A música terminou e eu a observei se retirar a passos miúdos em direção à saída da boate. E isto foi o suficiente para desencadear em meus pensamentos cenas para alimentar meus pensamentos por meses. Eram as suas pernas, suas ancas nas minhas. Os lábios em qualquer parte do meu corpo em movimento ritmado.

E se ela não quisesse, eu sempre poderia forçar a barra - que importa?

Quis segui-la e posso jurar que a vi olhar para mim de soslaio. Quando meu olhar esbarrou no dela, senti um impulso de correr em sua direção. Jogá-la na parede, prender seus pulsos, levantar a saia para revelar o que mais havia mais além. Escorregaria com ela pela parede da boate, não importa quem estivesse ali para assistir. Porém, ela pareceu ignorar-me.

Antes que eu pudesse satisfazer o meu impulso, um amigo segurou meu braço: “Cara, ‘cê tá legal?”. Eu não respondi, só disse que ia ao banheiro. Menti - fui com passos frenéticos em direção à rua, contendo meus pensamentos perturbadores. Encobria-os bem, sob uma máscara fingida de garoto banal. Sempre fui bom nesse jogo de esconder, e eu queria muito camuflar meus pensamentos naquela madrugada, naquele momento específico.

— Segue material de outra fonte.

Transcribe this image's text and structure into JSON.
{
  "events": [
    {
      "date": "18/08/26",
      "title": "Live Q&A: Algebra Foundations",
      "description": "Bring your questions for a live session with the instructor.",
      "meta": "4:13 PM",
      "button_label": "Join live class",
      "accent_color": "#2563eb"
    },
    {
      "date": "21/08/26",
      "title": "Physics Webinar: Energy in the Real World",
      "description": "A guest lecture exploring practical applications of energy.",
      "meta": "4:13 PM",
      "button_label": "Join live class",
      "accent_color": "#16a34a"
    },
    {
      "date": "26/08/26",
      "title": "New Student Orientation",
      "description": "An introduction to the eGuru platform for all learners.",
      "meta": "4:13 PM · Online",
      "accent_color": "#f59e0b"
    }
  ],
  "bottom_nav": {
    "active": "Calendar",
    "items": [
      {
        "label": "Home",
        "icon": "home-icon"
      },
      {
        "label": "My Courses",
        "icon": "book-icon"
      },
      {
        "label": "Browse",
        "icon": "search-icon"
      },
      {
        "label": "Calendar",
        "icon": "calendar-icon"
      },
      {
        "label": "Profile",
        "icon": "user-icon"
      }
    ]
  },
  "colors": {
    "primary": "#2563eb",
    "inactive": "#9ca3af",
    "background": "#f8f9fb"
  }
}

Chegando lá, obviamente, nem sinal dela. Perguntei na bilheteria e o sujeito disse que só a viu entrar, não a viu sair. Procurei pela boate inteira, achando que tinha me enganado na direção que ela seguiu, mas nem sombra de vestido amarelo. Nem as amigas eu consegui achar – queria saber o nome da garota. Nas semanas seguintes, continuei retornando à mesma boate para ver se a encontrava. Não por ter sentimentos em relação a ela, pois acho que sou um cara que não tem muito disso, mas por, digamos, “curiosidade”. Teimosia, talvez? Ou só vontade de ter o que não conhece? Não, era tudo para ver se ela conseguia prender minha atenção como da outra vez, feito um passarinho na gaiola. Tal ideia até hoje me parece pura e simplesmente excitante, mesmo depois de tanto tempo.

Até que, depois de uns dois meses, eu deixei estar. Ainda assim, quando ando na rua, procuro por ela, com mais atenção do que pensei que dedicaria a alguém. Especialmente a uma estranha cujo “não sei o quê” ainda me faz virar a cabeça e curvar um sorrisinho anguloso para qualquer vulto familiar e envolvente.